Long-term Relationship?

  • Music: Free Fallin by Tom Petty

Hey I haven't really been up to much.  It's a little late and I should be in bed, but whatever.  The computer messed up for a while so I'm catchin up.  Well, let me see...I got in a fight with Carlos today and he got kind of mad at me last night.  Well, I heard my mom talking to someone about how she tells me that she hates for me to date because she says I "play around" with guys hearts and hurt their feelings.  She was telling him that the real reason why she got mad is because she knows that the guys I date are "good" guys and that she knows I don't love them or like them enough or whatever to have sex with them.  So she'd rather me stay with them because I might end up with a "bad" guy, end up sleeping with him and ruining my life.  She said that next time I got a boyfriend that I had to explain to him that I am not looking for a long-term relationship and whatever, whatever. 

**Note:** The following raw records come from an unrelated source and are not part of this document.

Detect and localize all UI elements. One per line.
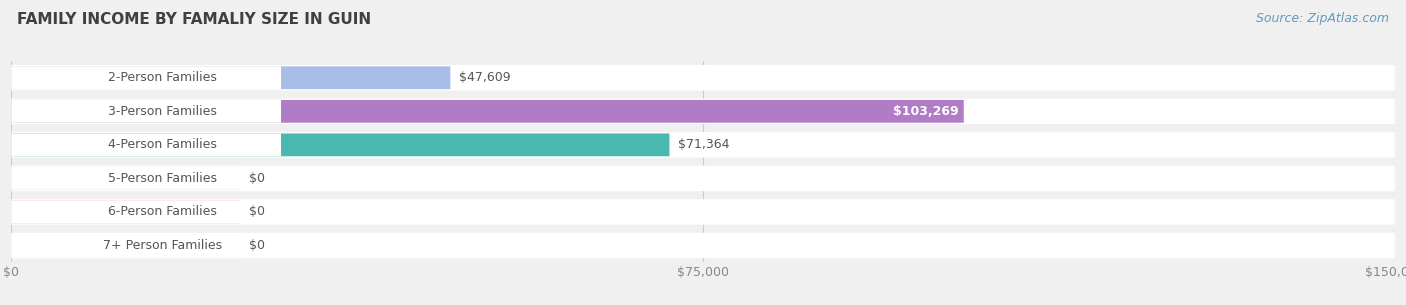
FancyBboxPatch shape — [11, 66, 281, 89]
Text: $71,364: $71,364 — [678, 138, 730, 151]
Text: $47,609: $47,609 — [458, 71, 510, 84]
Text: 6-Person Families: 6-Person Families — [108, 206, 217, 218]
FancyBboxPatch shape — [11, 167, 240, 190]
FancyBboxPatch shape — [11, 99, 1395, 124]
FancyBboxPatch shape — [11, 132, 1395, 158]
FancyBboxPatch shape — [11, 234, 240, 257]
Text: 5-Person Families: 5-Person Families — [108, 172, 217, 185]
Text: $103,269: $103,269 — [893, 105, 959, 118]
Text: $0: $0 — [249, 206, 264, 218]
Text: 4-Person Families: 4-Person Families — [108, 138, 217, 151]
FancyBboxPatch shape — [11, 167, 281, 190]
FancyBboxPatch shape — [11, 65, 1395, 91]
Text: $0: $0 — [249, 172, 264, 185]
FancyBboxPatch shape — [11, 134, 669, 156]
FancyBboxPatch shape — [11, 234, 281, 257]
FancyBboxPatch shape — [11, 100, 281, 123]
FancyBboxPatch shape — [11, 100, 963, 123]
FancyBboxPatch shape — [11, 201, 240, 223]
Text: $0: $0 — [249, 239, 264, 252]
FancyBboxPatch shape — [11, 66, 450, 89]
Text: Source: ZipAtlas.com: Source: ZipAtlas.com — [1256, 12, 1389, 25]
Text: 3-Person Families: 3-Person Families — [108, 105, 217, 118]
FancyBboxPatch shape — [11, 199, 1395, 225]
FancyBboxPatch shape — [11, 134, 281, 156]
Text: 2-Person Families: 2-Person Families — [108, 71, 217, 84]
FancyBboxPatch shape — [11, 201, 281, 223]
Text: 7+ Person Families: 7+ Person Families — [103, 239, 222, 252]
FancyBboxPatch shape — [11, 166, 1395, 191]
FancyBboxPatch shape — [11, 233, 1395, 258]
Text: FAMILY INCOME BY FAMALIY SIZE IN GUIN: FAMILY INCOME BY FAMALIY SIZE IN GUIN — [17, 12, 371, 27]
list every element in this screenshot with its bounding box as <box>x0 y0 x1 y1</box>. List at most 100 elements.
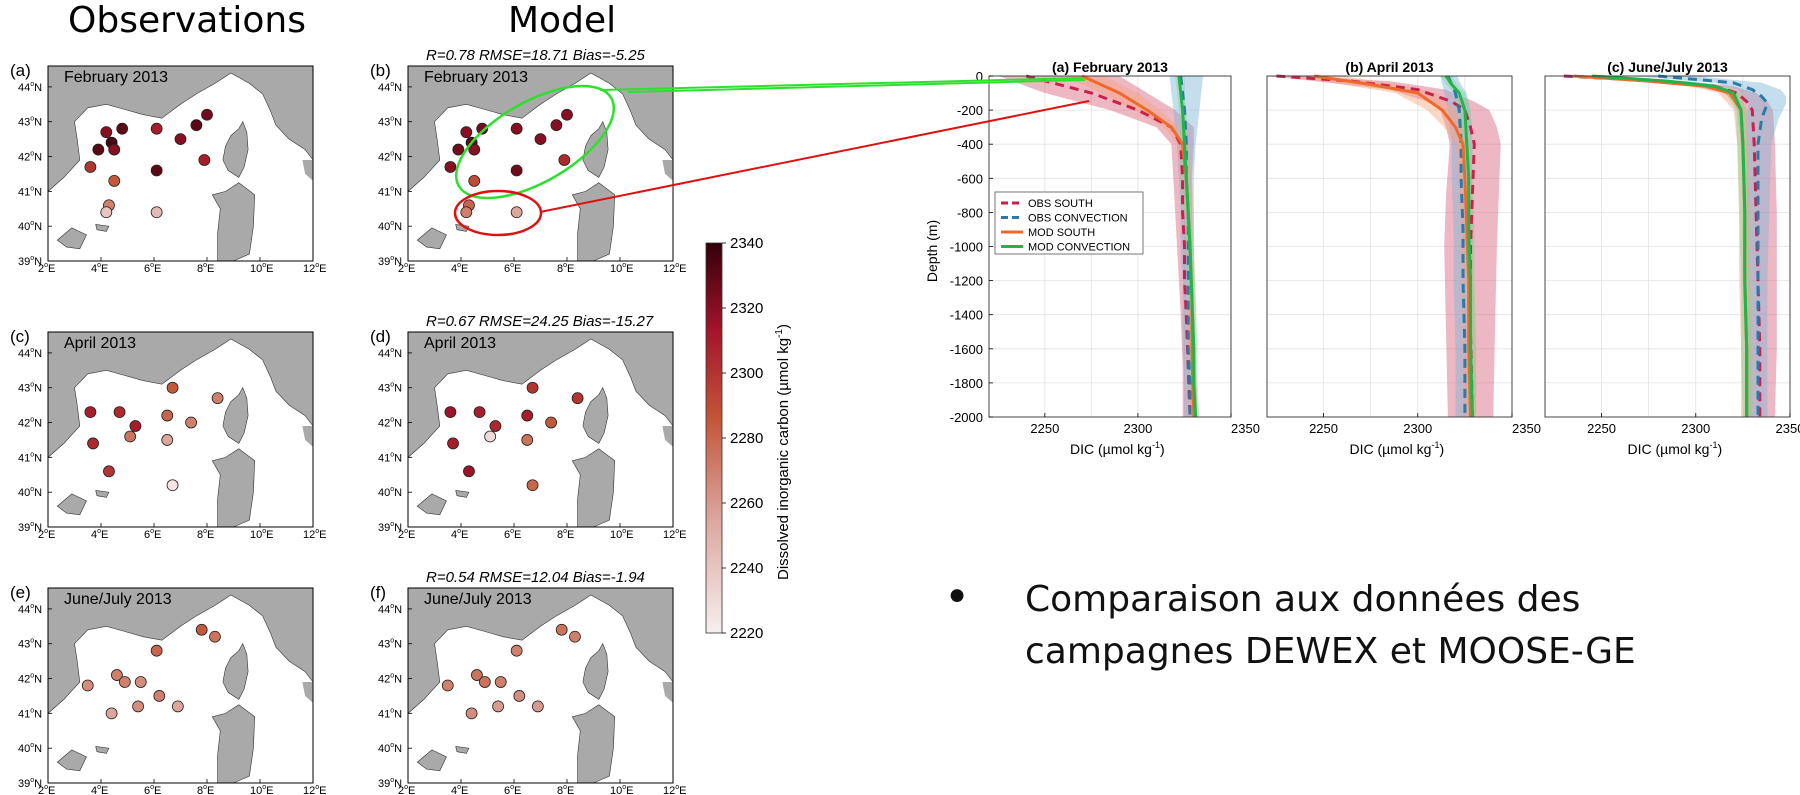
station-point <box>201 108 213 121</box>
station-point <box>116 122 129 135</box>
map-y-tick-label: 39oN <box>378 777 402 790</box>
station-point <box>473 406 486 418</box>
colorbar-tick-label: 2300 <box>730 365 763 382</box>
line-mod-convection <box>1177 75 1198 418</box>
station-point <box>558 154 571 166</box>
map-y-tick-label: 44oN <box>378 81 402 94</box>
map-y-tick-label: 43oN <box>18 382 42 395</box>
map-y-tick-label: 40oN <box>18 220 42 233</box>
map-period-label: April 2013 <box>424 335 496 352</box>
station-point <box>463 465 475 478</box>
station-point <box>81 679 94 692</box>
line-obs-convection <box>1657 74 1770 417</box>
station-point <box>510 206 523 219</box>
map-y-tick-label: 42oN <box>18 673 42 686</box>
profile-x-tick-label: 2250 <box>1030 421 1059 436</box>
map-frame <box>407 65 674 262</box>
station-point <box>111 669 123 681</box>
map-y-tick-label: 43oN <box>18 116 42 129</box>
land-corsica <box>222 387 249 444</box>
map-y-tick-label: 40oN <box>378 486 402 499</box>
map-x-tick-label: 8oE <box>197 784 214 795</box>
station-point <box>476 122 489 135</box>
map-x-tick-label: 12oE <box>303 528 327 541</box>
map-y-tick-label: 40oN <box>18 742 42 755</box>
land-north <box>47 331 314 459</box>
land-menorca <box>95 746 110 754</box>
station-point <box>84 161 97 173</box>
colorbar-gradient <box>705 242 723 634</box>
map-y-tick-label: 42oN <box>18 151 42 164</box>
station-point <box>150 164 163 177</box>
map-x-tick-label: 10oE <box>250 528 274 541</box>
station-point <box>150 206 163 219</box>
map-x-tick-label: 6oE <box>144 528 161 541</box>
legend-entry-label: OBS SOUTH <box>1028 198 1093 210</box>
map-y-tick-label: 42oN <box>378 417 402 430</box>
map-frame <box>407 331 674 528</box>
map-x-tick-label: 4oE <box>451 262 468 275</box>
map-x-tick-label: 6oE <box>504 784 521 795</box>
station-point <box>118 676 131 688</box>
map-y-tick-label: 39oN <box>378 255 402 268</box>
station-point <box>92 143 105 156</box>
map-stats-label: R=0.54 RMSE=12.04 Bias=-1.94 <box>426 569 645 586</box>
map-x-tick-label: 8oE <box>197 262 214 275</box>
station-point <box>489 420 502 432</box>
land-mallorca <box>416 749 447 772</box>
map-x-tick-label: 2oE <box>398 262 415 275</box>
colorbar-tick-label: 2240 <box>730 560 763 577</box>
line-mod-convection <box>1591 74 1749 417</box>
map-y-tick-label: 39oN <box>18 521 42 534</box>
land-menorca <box>455 746 470 754</box>
land-italy-south <box>302 426 313 447</box>
map-y-tick-label: 39oN <box>378 521 402 534</box>
profile-x-axis-label: DIC (µmol kg-1) <box>1628 440 1723 457</box>
panel-label: (b) <box>370 61 391 80</box>
map-y-tick-label: 43oN <box>378 116 402 129</box>
map-x-tick-label: 2oE <box>38 262 55 275</box>
land-italy-south <box>662 160 673 181</box>
station-point <box>460 206 473 219</box>
map-y-tick-label: 41oN <box>378 451 402 464</box>
map-x-tick-label: 4oE <box>91 784 108 795</box>
map-x-tick-label: 12oE <box>663 784 687 795</box>
station-point <box>447 437 459 450</box>
map-y-tick-label: 40oN <box>378 220 402 233</box>
profile-x-tick-label: 2300 <box>1403 421 1432 436</box>
land-corsica <box>222 643 249 700</box>
land-corsica <box>222 121 249 178</box>
panel-label: (d) <box>370 327 391 346</box>
bullet-symbol: ● <box>948 578 967 611</box>
profile-title: (c) June/July 2013 <box>1607 59 1728 75</box>
profile-title: (b) April 2013 <box>1345 59 1433 75</box>
map-x-tick-label: 6oE <box>144 784 161 795</box>
land-sardinia <box>211 704 256 784</box>
station-point <box>150 122 163 135</box>
map-y-tick-label: 42oN <box>18 417 42 430</box>
station-point <box>510 644 523 657</box>
land-sardinia <box>211 182 256 262</box>
station-point <box>444 161 457 173</box>
map-x-tick-label: 12oE <box>303 262 327 275</box>
land-mallorca <box>56 493 87 516</box>
station-point <box>129 420 142 432</box>
map-y-tick-label: 41oN <box>18 185 42 198</box>
map-x-tick-label: 12oE <box>663 528 687 541</box>
station-point <box>550 119 563 132</box>
land-north <box>407 331 674 459</box>
station-point <box>470 669 483 681</box>
map-x-tick-label: 4oE <box>91 262 108 275</box>
map-y-tick-label: 39oN <box>18 777 42 790</box>
map-x-tick-label: 10oE <box>250 784 274 795</box>
map-y-tick-label: 41oN <box>18 707 42 720</box>
station-point <box>510 164 523 177</box>
station-point <box>571 392 584 405</box>
map-x-tick-label: 2oE <box>398 528 415 541</box>
station-point <box>166 381 179 394</box>
map-period-label: February 2013 <box>424 69 528 86</box>
south-connector-line <box>539 100 1090 213</box>
land-mallorca <box>56 227 87 250</box>
station-point <box>105 707 118 720</box>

So I have never thought of that before.  I figured you know, that they don't want to hear it so I better not tell them how I really feel and I end up not being such a great gf and they don't understand what happened to me.  The thing is with Carlos, I think maybe has to do with that I like being single I guess.  I don't know, but I haven't been really happy.  Well yeah, I told him what I had to say (what mom was saying) and I could see it in his face he was really mad.  I just don't know what to do.  Okay, I don't want to break up with him, I just don't want all of this pressure he gives to me about being together like forever.  I mean, I'm 17 right?  but then yesterday when Dad asked what we were talking about I told him and he got mad at me.  He always says that one of these days I'm just going to end up alone and I'm afraid that's true I guess.  Gosh, he said that about Patrick too.  I just don't know what to do.  I'm happy...then I'm not.  I am so confused.  It's like though, last night when I told Carlos I didn't think we would you know, be together for that long I suddenly felt like I wanted to hang on to him.  And I don't mean because I'm afraid to be alone, no nothing like that.  I care about him.  He is a great person, you know?  I just don't know though I keep thinking that maybe I'm just looking for something else, but then is that person just right infront of me?  Who knows only time will tell I guess.